El crear una red de contactos también importa. Marianela Ferreria, responsable de Capital Humano de Human Phi aseguró que a la hora de valorar a un candidato, no importa tanto su formación en el exterior, sino más bien la experiencia laboral en otro país. En la misma línea, Claudio Jerusalmi, director de los posgrados de la UCU, dijo que "conocer gente en el exterior es muy valorado por los alumnos" y resaltó lo importante de tener un convenio con la Universidad Católica de Chile, pudiendo sus estudiantes cursar un semestre allá.
Pero, más allá del prestigio, la formación o los contactos, para irse a estudiar al exterior se deben tener en cuenta los costos que se elevan exponencialmente: por ejemplo, el MBA en Harvard cuesta más de U$S 70.000 y a eso se le debe sumar el tener que vivir durante un tiempo en un país extranjero.
UTILIDAD. Pablo Regent, docente del IEEM, indicó que comenzar estos estudios luego de cuatro o cinco años de recibido y alguna responsabilidad laboral es lo ideal. Sin embargo, Margara Ferber, directora de posgrados de la misma institución, aseguró que cada vez se acercan más jóvenes, siendo 25 la edad mínima para acceder a ese centro.
Es que cada vez más difícil diferenciarse. En este sentido, Martínez indicó que "tiempo atrás era mucho más valorado un posgrado, pero hoy no tanto porque muchos lo tienen" y Regent sentenció: "Antes con el máster se aspiraba a ganar la carrera, ahora hay que tenerlo para estar en condiciones de correrla".

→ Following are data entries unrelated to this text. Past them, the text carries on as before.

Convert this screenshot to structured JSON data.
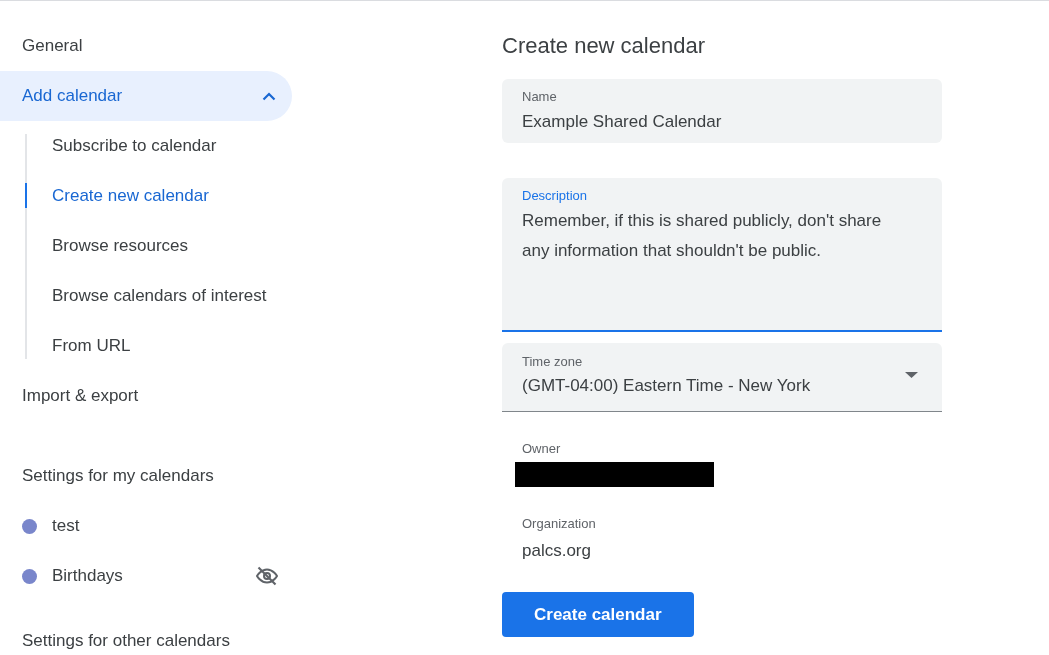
{
  "sidebar": {
    "items": [
      {
        "label": "General",
        "selected": false
      },
      {
        "label": "Add calendar",
        "selected": true,
        "expanded": true,
        "children": [
          {
            "label": "Subscribe to calendar",
            "selected": false
          },
          {
            "label": "Create new calendar",
            "selected": true
          },
          {
            "label": "Browse resources",
            "selected": false
          },
          {
            "label": "Browse calendars of interest",
            "selected": false
          },
          {
            "label": "From URL",
            "selected": false
          }
        ]
      },
      {
        "label": "Import & export",
        "selected": false
      }
    ],
    "sections": [
      {
        "title": "Settings for my calendars",
        "calendars": [
          {
            "name": "test",
            "color": "#7986cb",
            "hidden": false
          },
          {
            "name": "Birthdays",
            "color": "#7986cb",
            "hidden": true
          }
        ]
      },
      {
        "title": "Settings for other calendars"
      }
    ]
  },
  "form": {
    "title": "Create new calendar",
    "fields": [
      {
        "kind": "text",
        "label": "Name",
        "value": "Example Shared Calendar",
        "focused": false
      },
      {
        "kind": "textarea",
        "label": "Description",
        "value": "Remember, if this is shared publicly, don't share any information that shouldn't be public.",
        "focused": true
      },
      {
        "kind": "select",
        "label": "Time zone",
        "value": "(GMT-04:00) Eastern Time - New York",
        "focused": false
      }
    ],
    "details": [
      {
        "label": "Owner",
        "redacted": true
      },
      {
        "label": "Organization",
        "value": "palcs.org",
        "redacted": false
      }
    ],
    "button": "Create calendar"
  }
}
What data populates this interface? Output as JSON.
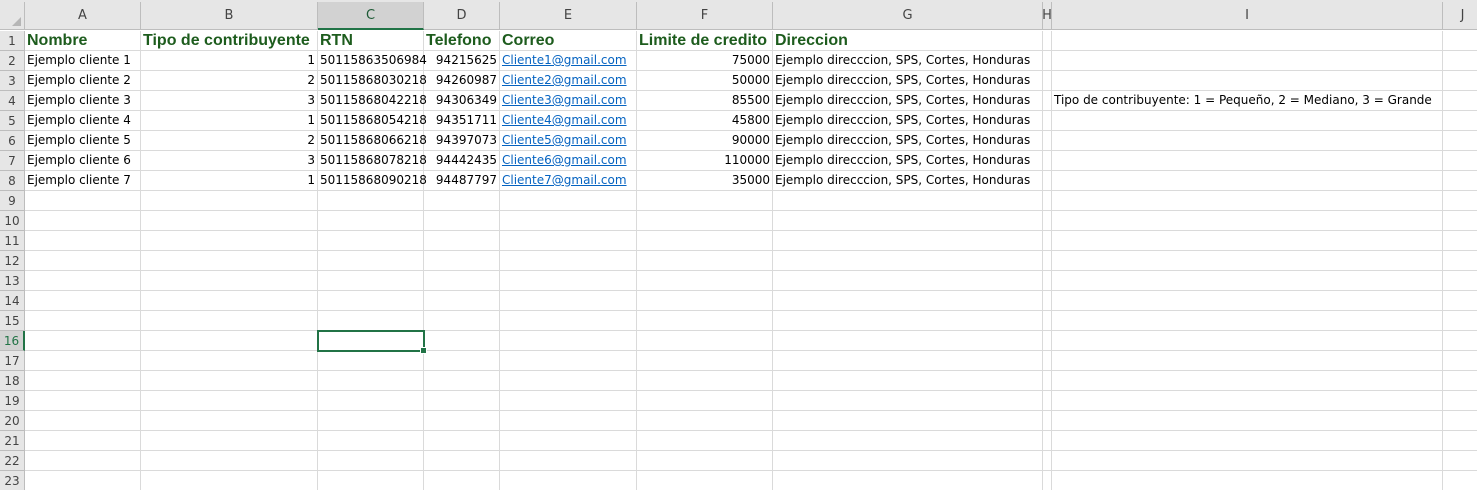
{
  "sheet": {
    "columns": [
      "A",
      "B",
      "C",
      "D",
      "E",
      "F",
      "G",
      "H",
      "I",
      "J"
    ],
    "selected_column": "C",
    "selected_row": 16,
    "row_numbers": [
      1,
      2,
      3,
      4,
      5,
      6,
      7,
      8,
      9,
      10,
      11,
      12,
      13,
      14,
      15,
      16,
      17,
      18,
      19,
      20,
      21,
      22,
      23
    ],
    "headers": [
      "Nombre",
      "Tipo de contribuyente",
      "RTN",
      "Telefono",
      "Correo",
      "Limite de credito",
      "Direccion"
    ],
    "rows": [
      {
        "nombre": "Ejemplo cliente 1",
        "tipo": "1",
        "rtn": "50115863506984",
        "telefono": "94215625",
        "correo": "Cliente1@gmail.com",
        "limite": "75000",
        "direccion": "Ejemplo direcccion, SPS, Cortes, Honduras"
      },
      {
        "nombre": "Ejemplo cliente 2",
        "tipo": "2",
        "rtn": "50115868030218",
        "telefono": "94260987",
        "correo": "Cliente2@gmail.com",
        "limite": "50000",
        "direccion": "Ejemplo direcccion, SPS, Cortes, Honduras"
      },
      {
        "nombre": "Ejemplo cliente 3",
        "tipo": "3",
        "rtn": "50115868042218",
        "telefono": "94306349",
        "correo": "Cliente3@gmail.com",
        "limite": "85500",
        "direccion": "Ejemplo direcccion, SPS, Cortes, Honduras"
      },
      {
        "nombre": "Ejemplo cliente 4",
        "tipo": "1",
        "rtn": "50115868054218",
        "telefono": "94351711",
        "correo": "Cliente4@gmail.com",
        "limite": "45800",
        "direccion": "Ejemplo direcccion, SPS, Cortes, Honduras"
      },
      {
        "nombre": "Ejemplo cliente 5",
        "tipo": "2",
        "rtn": "50115868066218",
        "telefono": "94397073",
        "correo": "Cliente5@gmail.com",
        "limite": "90000",
        "direccion": "Ejemplo direcccion, SPS, Cortes, Honduras"
      },
      {
        "nombre": "Ejemplo cliente 6",
        "tipo": "3",
        "rtn": "50115868078218",
        "telefono": "94442435",
        "correo": "Cliente6@gmail.com",
        "limite": "110000",
        "direccion": "Ejemplo direcccion, SPS, Cortes, Honduras"
      },
      {
        "nombre": "Ejemplo cliente 7",
        "tipo": "1",
        "rtn": "50115868090218",
        "telefono": "94487797",
        "correo": "Cliente7@gmail.com",
        "limite": "35000",
        "direccion": "Ejemplo direcccion, SPS, Cortes, Honduras"
      }
    ],
    "note": {
      "row": 4,
      "column": "I",
      "text": "Tipo de contribuyente:  1 = Pequeño, 2 = Mediano, 3 = Grande"
    },
    "colors": {
      "header_text": "#1d5c1d",
      "link": "#0563c1",
      "selection": "#217346"
    }
  }
}
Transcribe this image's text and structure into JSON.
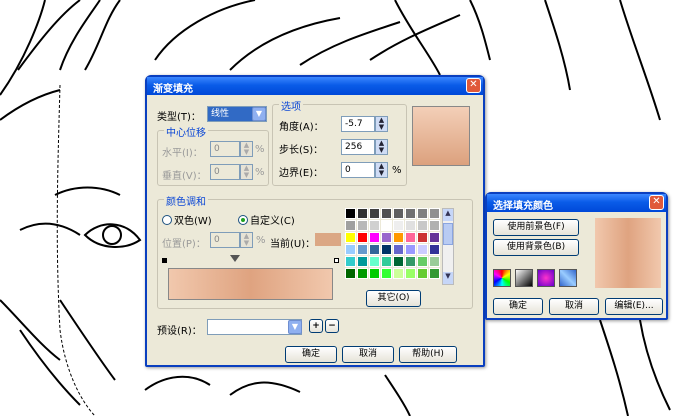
{
  "colors": {
    "title_bar": "#0a5ce8",
    "dialog_bg": "#ece9d8",
    "gradient_start": "#f1c8ad",
    "gradient_mid": "#dfa380",
    "accent_blue": "#0a46d6"
  },
  "fountain_dialog": {
    "title": "渐变填充",
    "close_icon": "close-icon",
    "type_label": "类型(T)：",
    "type_value": "线性",
    "center_offset_label": "中心位移",
    "horizontal_label": "水平(I)：",
    "horizontal_value": "0",
    "vertical_label": "垂直(V)：",
    "vertical_value": "0",
    "percent": "%",
    "options_label": "选项",
    "angle_label": "角度(A)：",
    "angle_value": "-5.7",
    "steps_label": "步长(S)：",
    "steps_value": "256",
    "edge_label": "边界(E)：",
    "edge_value": "0",
    "color_blend_label": "颜色调和",
    "two_color_label": "双色(W)",
    "custom_label": "自定义(C)",
    "position_label": "位置(P)：",
    "position_value": "0",
    "current_label": "当前(U)：",
    "current_color": "#dba784",
    "others_button": "其它(O)",
    "preset_label": "预设(R)：",
    "preset_value": "",
    "ok_button": "确定",
    "cancel_button": "取消",
    "help_button": "帮助(H)"
  },
  "palette": [
    "#000000",
    "#303030",
    "#404040",
    "#505050",
    "#606060",
    "#707070",
    "#808080",
    "#909090",
    "#a0a0a0",
    "#b8b8b8",
    "#d0d0d0",
    "#ffffff",
    "#eeeeee",
    "#e0e0e0",
    "#c8c8c8",
    "#b0b0b0",
    "#ffff00",
    "#ff0000",
    "#ff00ff",
    "#9966cc",
    "#ff9900",
    "#ff6699",
    "#cc3333",
    "#663399",
    "#99ccff",
    "#6699cc",
    "#336699",
    "#003366",
    "#6666cc",
    "#9999ff",
    "#ccccff",
    "#333399",
    "#33cccc",
    "#009999",
    "#66ffcc",
    "#33cc99",
    "#006633",
    "#339966",
    "#66cc66",
    "#99cc99",
    "#006600",
    "#009900",
    "#00cc00",
    "#33ff33",
    "#ccff99",
    "#99ff66",
    "#66cc33",
    "#339933"
  ],
  "fill_color_dialog": {
    "title": "选择填充颜色",
    "close_icon": "close-icon",
    "use_foreground": "使用前景色(F)",
    "use_background": "使用背景色(B)",
    "ok_button": "确定",
    "cancel_button": "取消",
    "edit_button": "编辑(E)..."
  }
}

Para competir hay que tenerlo, pero cabe preguntarse qué valor práctico tienen estos títulos. Varias consultoras coincidieron en que se aprecia como un diferencial y que en general los valoran más las empresas multinacionales, pero su peso suele ser menor que la experiencia laboral. "Es más importante la trayectoria y las características personales", dijo O`Neil. Desde Advice aseguraron que tienen un valor importante, pero la experiencia "es privilegiada" a la hora de elegir a un aspirante. En tanto, Geraldine Delfino, de PricewaterhouseCoopers, dijo que "tienen en cuenta otros factores" ya que "el tenerlo (un posgrado) no nos garantiza que vaya a tener un desempeño adecuado".
Además, en algunos casos los títulos pueden llegar a ser un problema, por ejemplo, cuando el postulante queda por encima de las expectativas del cargo. Ferreria dijo que en general "tenemos muchos buenos profesionales para tan pocos cargos". Martínez agregó que estos candidatos "tienen expectativas de desarrollo muy por encima de lo que algunas empresas ofrecen". En la misma línea, Regent aseguró que ve "como un problema la falta de una carrera gerencial con posibilidades de desarrollo, con posibilidades de volverse socio de la empresa, de hacer dinero gracias a que le pagan su habilidad y trabajo".
Otro inconveniente se da cuando los profesionales, en su afán por estar mejor preparados, no se marcan un objetivo. En tal sentido, Delfino indicó que muchos entran en la carrera interminable por formarse y los consultores de Advice opinaron que "en Uruguay es cada vez más importante hacer algo más, aunque a veces no se entienda qué es o para qué se hizo".
La moraleja es que se requiere un perfecto equilibrio entre formación y experiencia para competir en un mercado laboral cada vez más competitivo. Sin embargo, algunos casos se destacan y muestran cómo lo académico puede desencadenar en un rápido ascenso laboral. En este sentido, Barrán destacó que la realización de su maestría le permitió crecer con más celeridad en el ámbito laboral, siendo el Banco Central, institución donde trabajaba, la que promovió la realización de ese estudio.
En la misma línea, Laura Raffo, gerenta de Comunicaciones de Microsoft Cono Sur, realizó el MBA en el IEEM adquiriendo capacitación en management, lo que le permitió en ese momento hacer un giro profesional y pasar a un puesto gerencial en la multinacional Manpower.
Similar es el caso de Horacio Morero, de Raymond James, ya que su maestría en economía en la UdelaR lo ayudó a obtener su primer cargo de gerente.